Aim: To determine health practitioners' experience of using the culturally adapted Ages and Stages Questionnaire - Talking about Raising Aboriginal Kids (ASQ-TRAK) and the Ages and Stages Questionnaire-3 (ASQ-3) with Australian Aboriginal families and their perception about parents' acceptability and understanding of the instruments.
Methods: We surveyed a convenience sample of practitioners who had used both the ASQ-TRAK and the ASQ-3 developmental screening tools with Aboriginal children in the Northern Territory and South Australia. We compared their experience and perception about parents' acceptability and understanding of both instruments.
Results: All 38 respondents used the ASQ-3 and 35 the ASQ-TRAK; 100% rated the ASQ-TRAK as more acceptable and easier to understand for parents compared with 68% (P < 0.001) and 52.6% (P < 0.001), respectively, for the ASQ-3. A greater proportion of respondents were satisfied using the ASQ-TRAK (100%) than the ASQ-3 (65.7%) (P = 0.003). A higher proportion indicated that the ASQ-TRAK was respectful (85.3% compared with ASQ-3 27.8%, P < 0.001), culturally relevant (70.6% compared to 16.2%, P < 0.001) and engaging (76.5% compared to 16.2%, P < 0.001).

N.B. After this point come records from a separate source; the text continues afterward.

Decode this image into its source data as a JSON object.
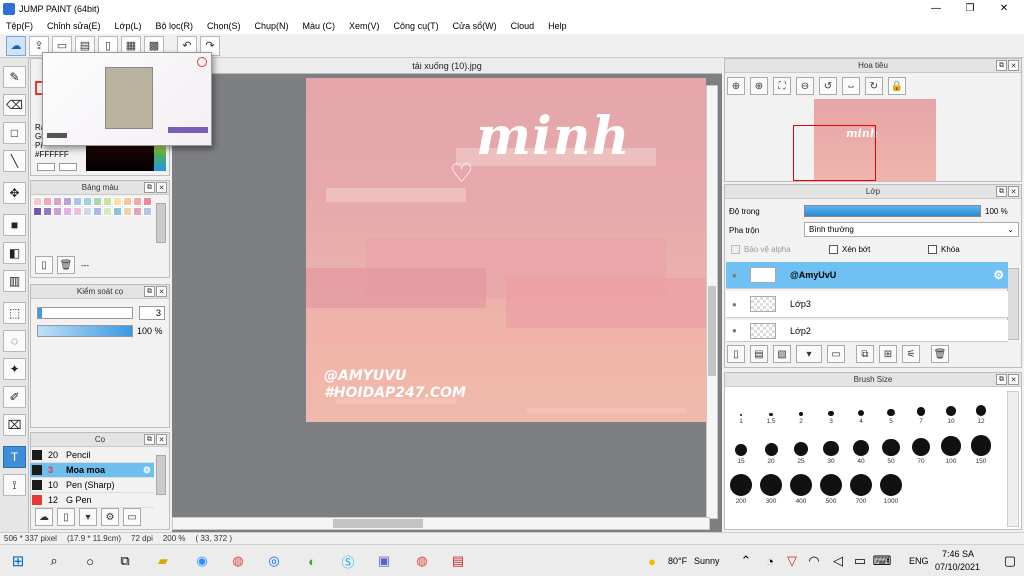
{
  "window": {
    "title": "JUMP PAINT (64bit)",
    "minimize": "—",
    "restore": "❐",
    "close": "✕"
  },
  "menu": [
    "Tệp(F)",
    "Chỉnh sửa(E)",
    "Lớp(L)",
    "Bộ lọc(R)",
    "Chọn(S)",
    "Chụp(N)",
    "Màu (C)",
    "Xem(V)",
    "Công cụ(T)",
    "Cửa sổ(W)",
    "Cloud",
    "Help"
  ],
  "document": {
    "tab_title": "tải xuống (10).jpg"
  },
  "artwork": {
    "script_text": "minh",
    "handle_line1": "@AMYUVU",
    "handle_line2": "#HOIDAP247.COM"
  },
  "color_panel": {
    "text1": "Ra",
    "text2": "Gi",
    "text3": "Pi",
    "hex": "#FFFFFF"
  },
  "palette_panel": {
    "title": "Bảng màu",
    "more": "---"
  },
  "stroke_panel": {
    "title": "Kiểm soát cọ",
    "size_value": "3",
    "opacity_value": "100 %"
  },
  "brush_panel": {
    "title": "Cọ",
    "brushes": [
      {
        "size": "20",
        "name": "Pencil",
        "selected": false
      },
      {
        "size": "3",
        "name": "Moa moa",
        "selected": true
      },
      {
        "size": "10",
        "name": "Pen (Sharp)",
        "selected": false
      },
      {
        "size": "12",
        "name": "G Pen",
        "selected": false
      }
    ]
  },
  "navigator": {
    "title": "Hoa tiêu",
    "preview_text": "minh"
  },
  "layers": {
    "title": "Lớp",
    "opacity_label": "Độ trong",
    "opacity_value": "100 %",
    "opacity_fraction": 1.0,
    "blend_label": "Pha trộn",
    "blend_value": "Bình thường",
    "protect_alpha": "Bảo vệ alpha",
    "clipping": "Xén bớt",
    "lock": "Khóa",
    "items": [
      {
        "name": "@AmyUvU",
        "selected": true
      },
      {
        "name": "Lớp3",
        "selected": false
      },
      {
        "name": "Lớp2",
        "selected": false
      }
    ]
  },
  "brush_size": {
    "title": "Brush Size",
    "sizes": [
      "1",
      "1.5",
      "2",
      "3",
      "4",
      "5",
      "7",
      "10",
      "12",
      "15",
      "20",
      "25",
      "30",
      "40",
      "50",
      "70",
      "100",
      "150",
      "200",
      "300",
      "400",
      "500",
      "700",
      "1000"
    ]
  },
  "status": {
    "pixel_size": "506 * 337 pixel",
    "cm_size": "(17.9 * 11.9cm)",
    "dpi": "72 dpi",
    "zoom": "200 %",
    "coords": "( 33, 372 )"
  },
  "taskbar": {
    "weather_temp": "80°F",
    "weather_text": "Sunny",
    "lang": "ENG",
    "time": "7:46 SA",
    "date": "07/10/2021"
  }
}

Qualitative exploration of respondents' comments supported the quantitative findings. The ASQ-TRAK was considered more culturally appropriate, engaging and useful.
Conclusions: Our findings demonstrate that the culturally adapted ASQ-TRAK is preferred to the ASQ-3 by health practitioners in the Australian Aboriginal context. Failing to address cultural and linguistic factors and applying measurement tools developed for one population to another, is problematic in any setting. While further research is required to explore parents' experience directly, these data provide support for the ASQ-TRAK to be used in this context.